The development of colitis in Il10-/- mice is dependent on IL-22.

Abstract

Mice deficient in the IL-10 pathway are the most widely-used models of intestinal immunopathology.IL-17A is strongly implicated in gut disease in mice and humans, but conflicting evidence has drawn IL-17’s role in the gut into question.IL-22 regulates antimicrobial and repair activities of intestinal epithelial cells (IECs) and is closely associated with IL-17A responses but it’s role in chronic disease is uncertain. We report that IL-22, like IL-17A, is aberrantly expressed in colitic Il10−/− mice. While IL-22+Th17 cells were elevated in the colon, IL-22-producing ILC3s were highly enriched in the small intestines of Il10−/− mice.

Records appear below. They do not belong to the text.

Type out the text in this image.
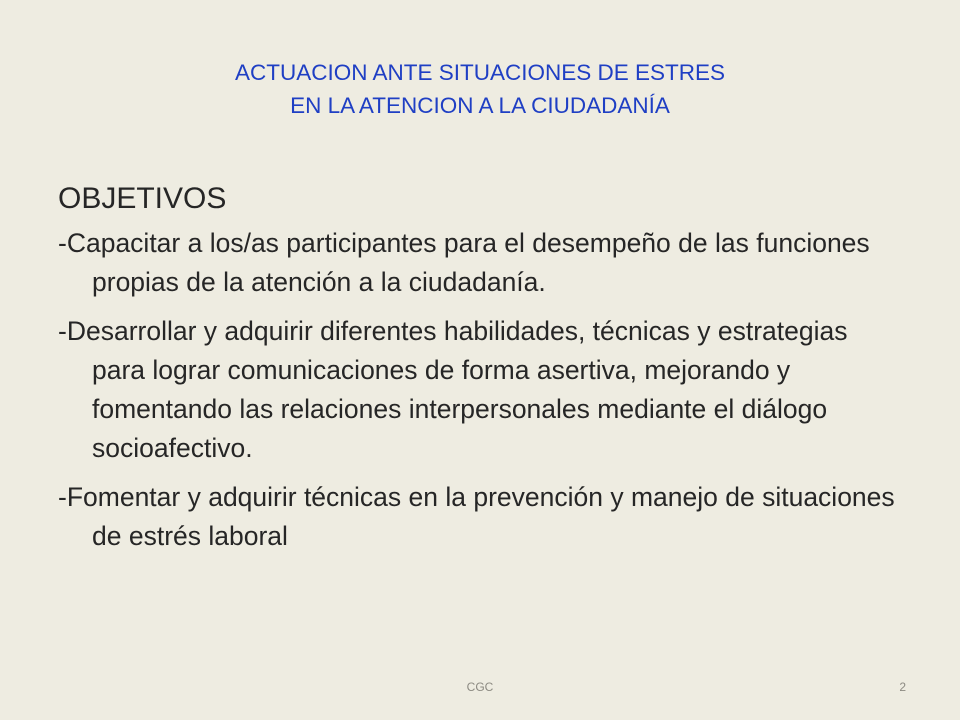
ACTUACION ANTE SITUACIONES DE ESTRES
EN LA ATENCION A LA CIUDADANÍA
OBJETIVOS
-Capacitar a los/as participantes para el desempeño de las funciones propias de la atención a la ciudadanía.
-Desarrollar y adquirir diferentes habilidades, técnicas y estrategias para lograr comunicaciones de forma asertiva, mejorando y fomentando las relaciones interpersonales mediante el diálogo socioafectivo.
-Fomentar y adquirir técnicas en la prevención y manejo de situaciones de estrés laboral
CGC	2
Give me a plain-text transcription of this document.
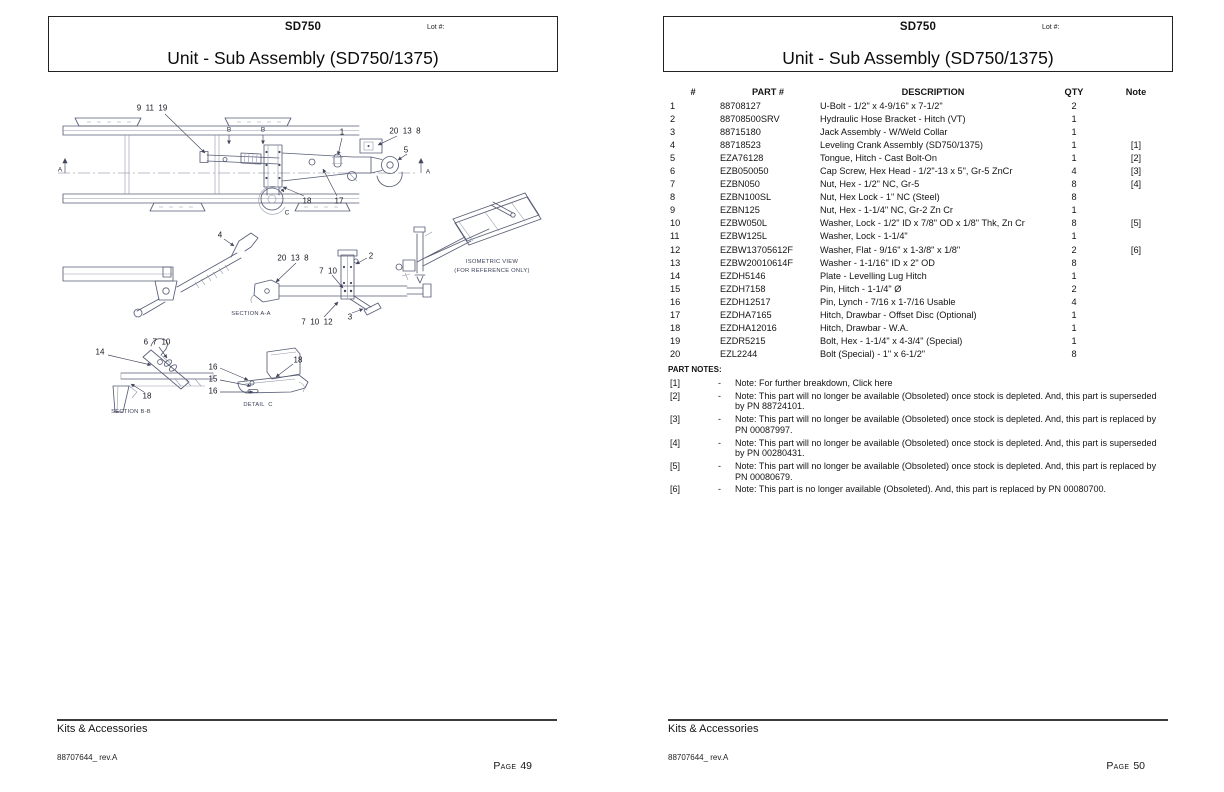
SD750	Lot #:
Unit - Sub Assembly (SD750/1375)
9  11  19
1	20  13  8
5
18	17
A	A
B	B
C
4
20  13  8
7  10
2
7  10  12
3
SECTION A-A
14
6  7  10
18
SECTION B-B
16
15
16
18
DETAIL  C
ISOMETRIC VIEW
(FOR REFERENCE ONLY)
Kits & Accessories
88707644_ rev.A
Page 49
SD750	Lot #:
Unit - Sub Assembly (SD750/1375)
#	PART #	DESCRIPTION	QTY	Note
1	88708127	U-Bolt - 1/2" x 4-9/16" x 7-1/2"	2
2	88708500SRV	Hydraulic Hose Bracket - Hitch (VT)	1
3	88715180	Jack Assembly - W/Weld Collar	1
4	88718523	Leveling Crank Assembly (SD750/1375)	1	[1]
5	EZA76128	Tongue, Hitch - Cast Bolt-On	1	[2]
6	EZB050050	Cap Screw, Hex Head - 1/2"-13 x 5", Gr-5 ZnCr	4	[3]
7	EZBN050	Nut, Hex - 1/2" NC, Gr-5	8	[4]
8	EZBN100SL	Nut, Hex Lock - 1" NC (Steel)	8
9	EZBN125	Nut, Hex - 1-1/4" NC, Gr-2 Zn Cr	1
10	EZBW050L	Washer, Lock - 1/2" ID x 7/8" OD x 1/8" Thk, Zn Cr	8	[5]
11	EZBW125L	Washer, Lock - 1-1/4"	1
12	EZBW13705612F	Washer, Flat - 9/16" x 1-3/8" x 1/8"	2	[6]
13	EZBW20010614F	Washer - 1-1/16" ID x 2" OD	8
14	EZDH5146	Plate - Levelling Lug Hitch	1
15	EZDH7158	Pin, Hitch - 1-1/4" Ø	2
16	EZDH12517	Pin, Lynch - 7/16 x 1-7/16 Usable	4
17	EZDHA7165	Hitch, Drawbar - Offset Disc (Optional)	1
18	EZDHA12016	Hitch, Drawbar - W.A.	1
19	EZDR5215	Bolt, Hex - 1-1/4" x 4-3/4" (Special)	1
20	EZL2244	Bolt (Special) - 1" x 6-1/2"	8
PART NOTES:
[1]	-	Note: For further breakdown, Click here
[2]	-	Note: This part will no longer be available (Obsoleted) once stock is depleted. And, this part is superseded by PN 88724101.
[3]	-	Note: This part will no longer be available (Obsoleted) once stock is depleted. And, this part is replaced by PN 00087997.
[4]	-	Note: This part will no longer be available (Obsoleted) once stock is depleted. And, this part is superseded by PN 00280431.
[5]	-	Note: This part will no longer be available (Obsoleted) once stock is depleted. And, this part is replaced by PN 00080679.
[6]	-	Note: This part is no longer available (Obsoleted). And, this part is replaced by PN 00080700.
Kits & Accessories
88707644_ rev.A
Page 50
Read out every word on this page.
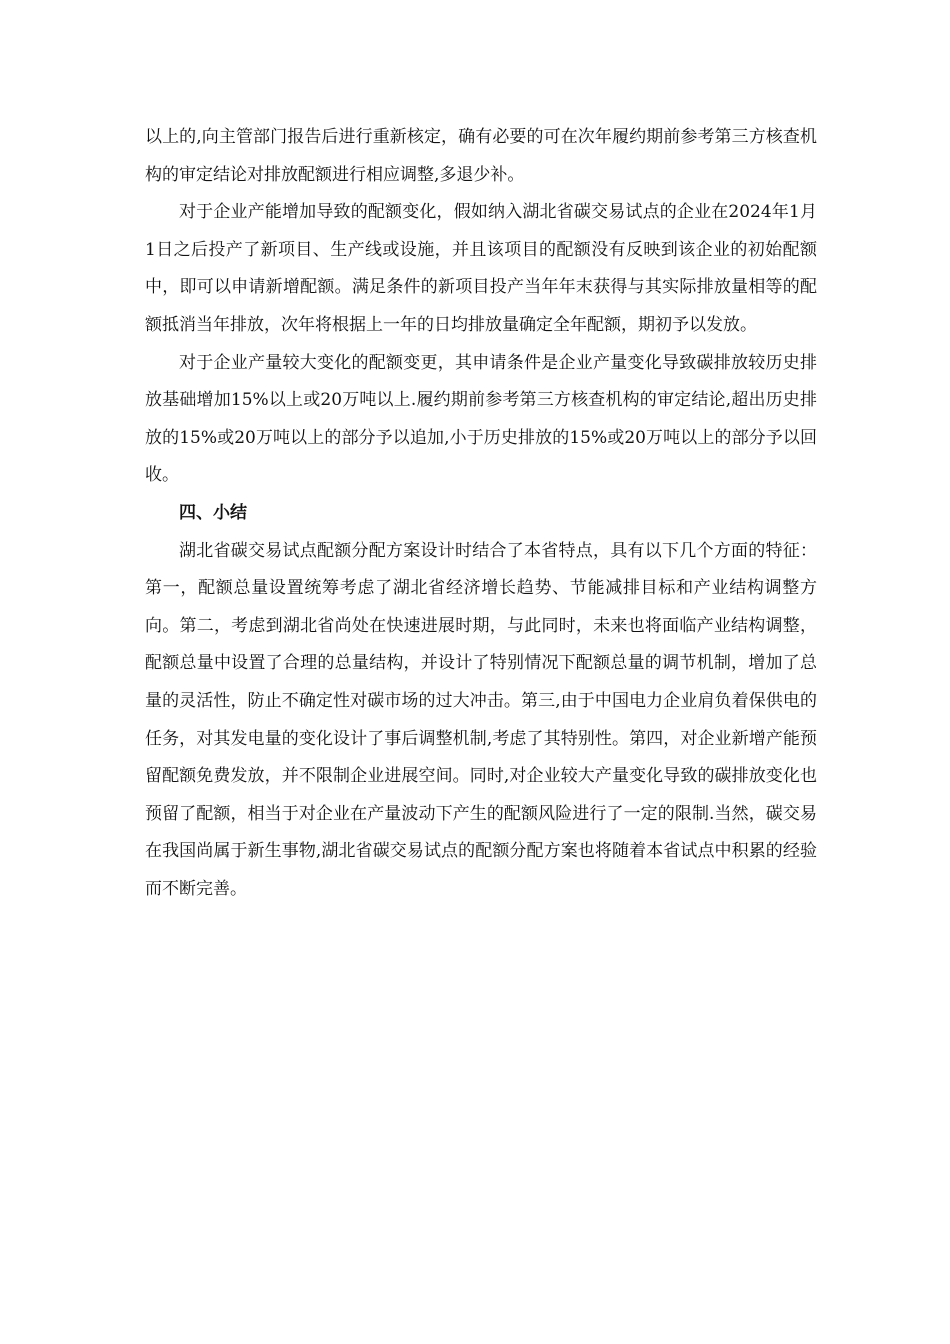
以上的,向主管部门报告后进行重新核定，确有必要的可在次年履约期前参考第三方核查机构的审定结论对排放配额进行相应调整,多退少补。

对于企业产能增加导致的配额变化，假如纳入湖北省碳交易试点的企业在2024年1月1日之后投产了新项目、生产线或设施，并且该项目的配额没有反映到该企业的初始配额中，即可以申请新增配额。满足条件的新项目投产当年年末获得与其实际排放量相等的配额抵消当年排放，次年将根据上一年的日均排放量确定全年配额，期初予以发放。

对于企业产量较大变化的配额变更，其申请条件是企业产量变化导致碳排放较历史排放基础增加15%以上或20万吨以上.履约期前参考第三方核查机构的审定结论,超出历史排放的15%或20万吨以上的部分予以追加,小于历史排放的15%或20万吨以上的部分予以回收。

四、小结

湖北省碳交易试点配额分配方案设计时结合了本省特点，具有以下几个方面的特征：第一，配额总量设置统筹考虑了湖北省经济增长趋势、节能减排目标和产业结构调整方向。第二，考虑到湖北省尚处在快速进展时期，与此同时，未来也将面临产业结构调整，配额总量中设置了合理的总量结构，并设计了特别情况下配额总量的调节机制，增加了总量的灵活性，防止不确定性对碳市场的过大冲击。第三,由于中国电力企业肩负着保供电的任务，对其发电量的变化设计了事后调整机制,考虑了其特别性。第四，对企业新增产能预留配额免费发放，并不限制企业进展空间。同时,对企业较大产量变化导致的碳排放变化也预留了配额，相当于对企业在产量波动下产生的配额风险进行了一定的限制.当然，碳交易在我国尚属于新生事物,湖北省碳交易试点的配额分配方案也将随着本省试点中积累的经验而不断完善。
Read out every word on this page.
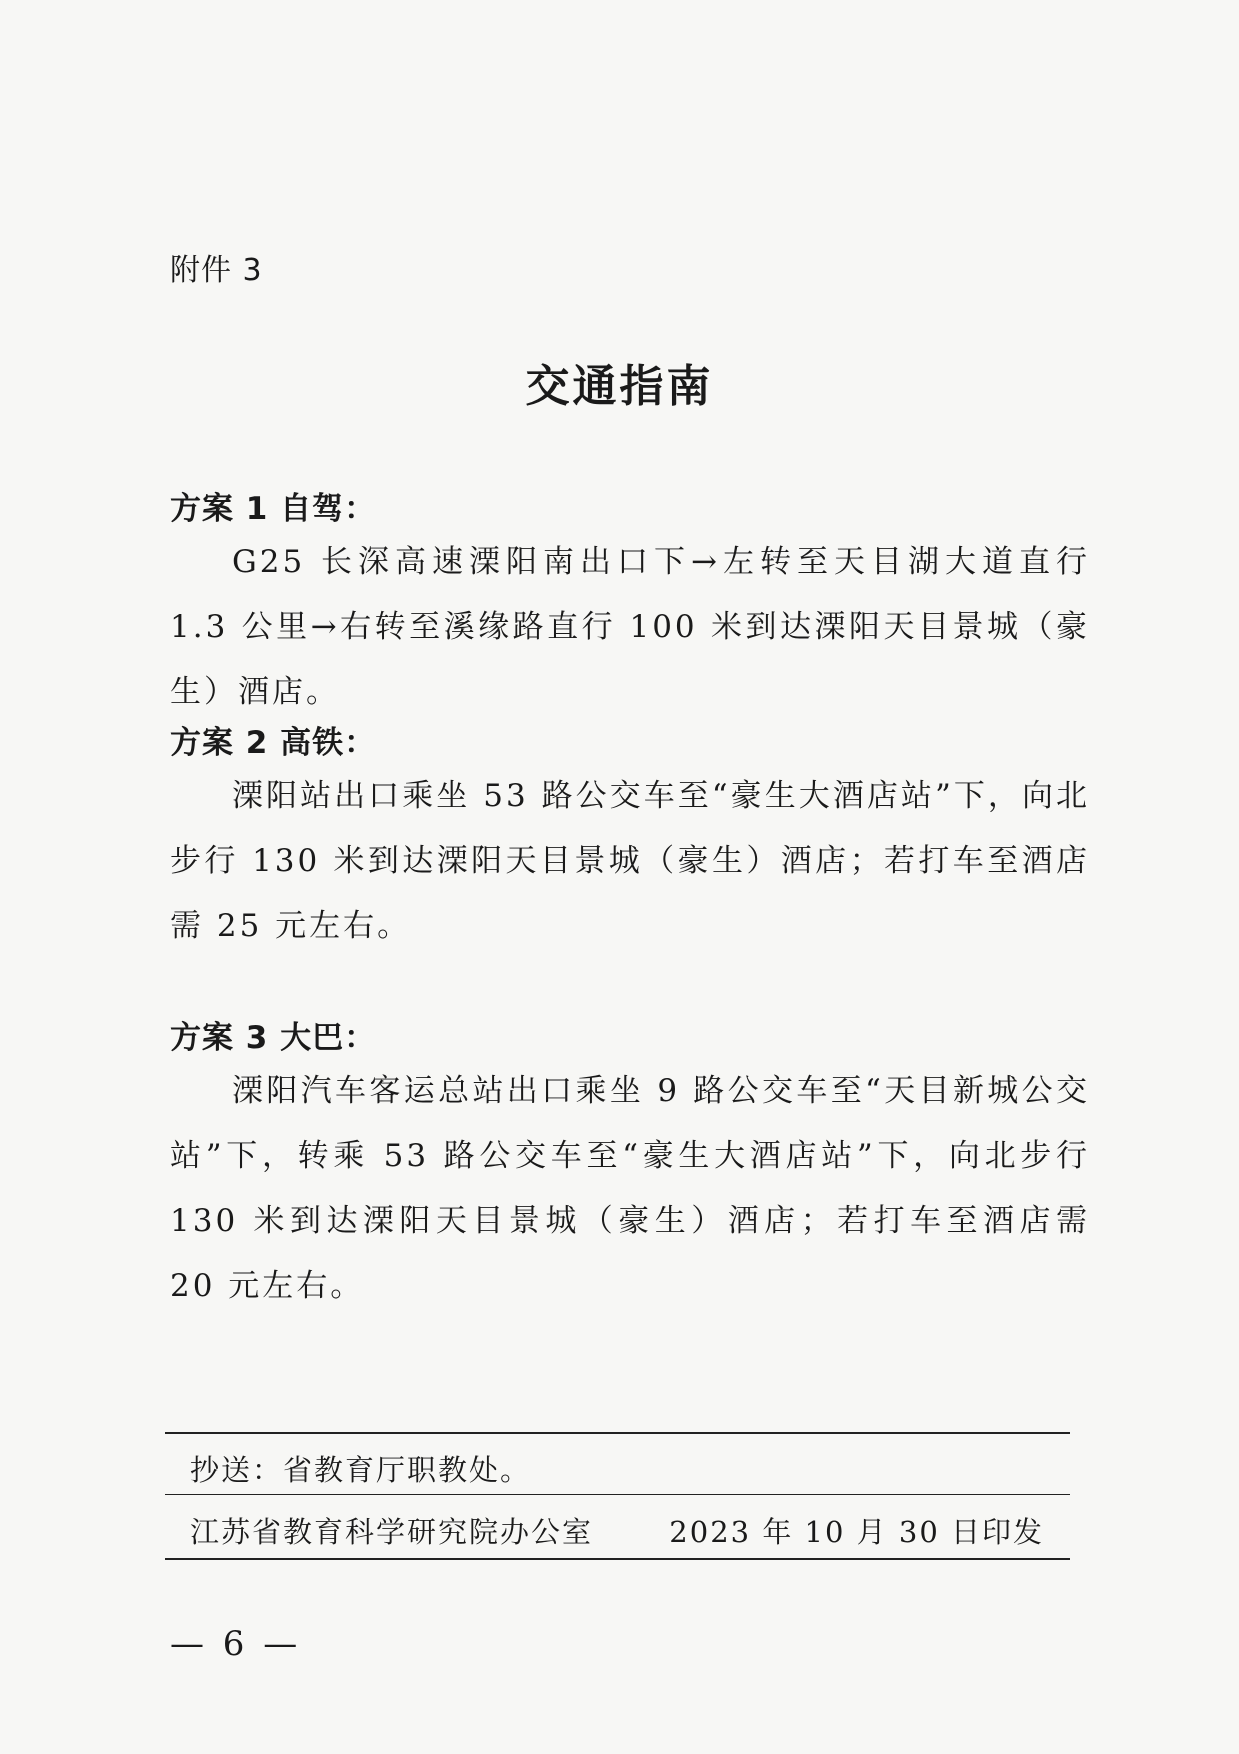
附件 3
交通指南
方案 1 自驾：
G25 长深高速溧阳南出口下→左转至天目湖大道直行 1.3 公里→右转至溪缘路直行 100 米到达溧阳天目景城（豪生）酒店。
方案 2 高铁：
溧阳站出口乘坐 53 路公交车至“豪生大酒店站”下，向北步行 130 米到达溧阳天目景城（豪生）酒店；若打车至酒店需 25 元左右。
方案 3 大巴：
溧阳汽车客运总站出口乘坐 9 路公交车至“天目新城公交站”下，转乘 53 路公交车至“豪生大酒店站”下，向北步行 130 米到达溧阳天目景城（豪生）酒店；若打车至酒店需 20 元左右。
抄送：省教育厅职教处。
江苏省教育科学研究院办公室	2023 年 10 月 30 日印发
— 6 —
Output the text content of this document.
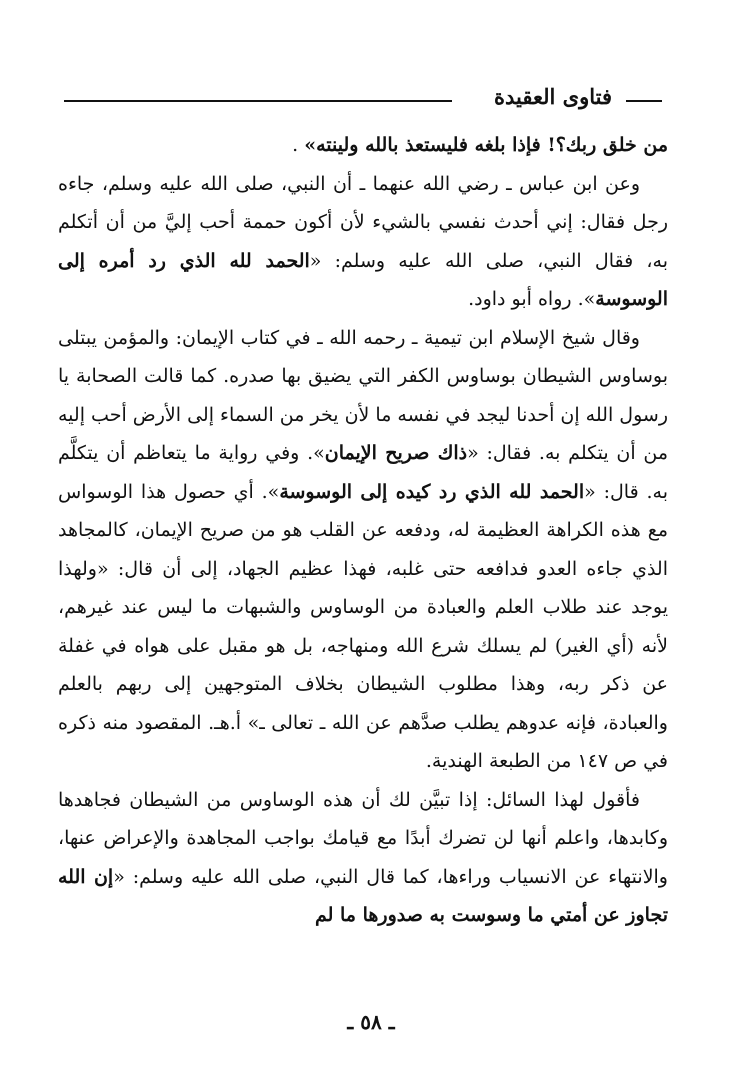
فتاوى العقيدة

من خلق ربك؟! فإذا بلغه فليستعذ بالله ولينته» .

وعن ابن عباس ـ رضي الله عنهما ـ أن النبي، صلى الله عليه وسلم، جاءه رجل فقال: إني أحدث نفسي بالشيء لأن أكون حممة أحب إليَّ من أن أتكلم به، فقال النبي، صلى الله عليه وسلم: «الحمد لله الذي رد أمره إلى الوسوسة». رواه أبو داود.

وقال شيخ الإسلام ابن تيمية ـ رحمه الله ـ في كتاب الإيمان: والمؤمن يبتلى بوساوس الشيطان بوساوس الكفر التي يضيق بها صدره. كما قالت الصحابة يا رسول الله إن أحدنا ليجد في نفسه ما لأن يخر من السماء إلى الأرض أحب إليه من أن يتكلم به. فقال: «ذاك صريح الإيمان». وفي رواية ما يتعاظم أن يتكلَّم به. قال: «الحمد لله الذي رد كيده إلى الوسوسة». أي حصول هذا الوسواس مع هذه الكراهة العظيمة له، ودفعه عن القلب هو من صريح الإيمان، كالمجاهد الذي جاءه العدو فدافعه حتى غلبه، فهذا عظيم الجهاد، إلى أن قال: «ولهذا يوجد عند طلاب العلم والعبادة من الوساوس والشبهات ما ليس عند غيرهم، لأنه (أي الغير) لم يسلك شرع الله ومنهاجه، بل هو مقبل على هواه في غفلة عن ذكر ربه، وهذا مطلوب الشيطان بخلاف المتوجهين إلى ربهم بالعلم والعبادة، فإنه عدوهم يطلب صدَّهم عن الله ـ تعالى ـ» أ.هـ. المقصود منه ذكره في ص ١٤٧ من الطبعة الهندية.

فأقول لهذا السائل: إذا تبيَّن لك أن هذه الوساوس من الشيطان فجاهدها وكابدها، واعلم أنها لن تضرك أبدًا مع قيامك بواجب المجاهدة والإعراض عنها، والانتهاء عن الانسياب وراءها، كما قال النبي، صلى الله عليه وسلم: «إن الله تجاوز عن أمتي ما وسوست به صدورها ما لم

ـ ٥٨ ـ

Remarkably, Il10−/−Il22−/− mice did not develop colitis despite retaining high levels of Th17 cells and remaining colonized with colitogenic Helicobacter spp.. Accordant with IL-22-induced IEC proliferation, the epithelia hyperplasia observed in Il10−/− animals was reversed in Il10−/−Il22−/− mice. Also, the high levels of antimicrobial IL-22-target genes, including Reg3g, were normalized in Il10−/−Il22−/− mice. Consistent with a heightened antimicrobial environment, Il10−/− mice had reduced diversity of the fecal microbiome that was reestablished in Il10−/−Il22−/− animals. These data suggest that spontaneous colitis in Il10−/− mice is driven by IL-22 and implicates an underappreciated IL-10-IL-22 axis in regulating intestinal homeostasis.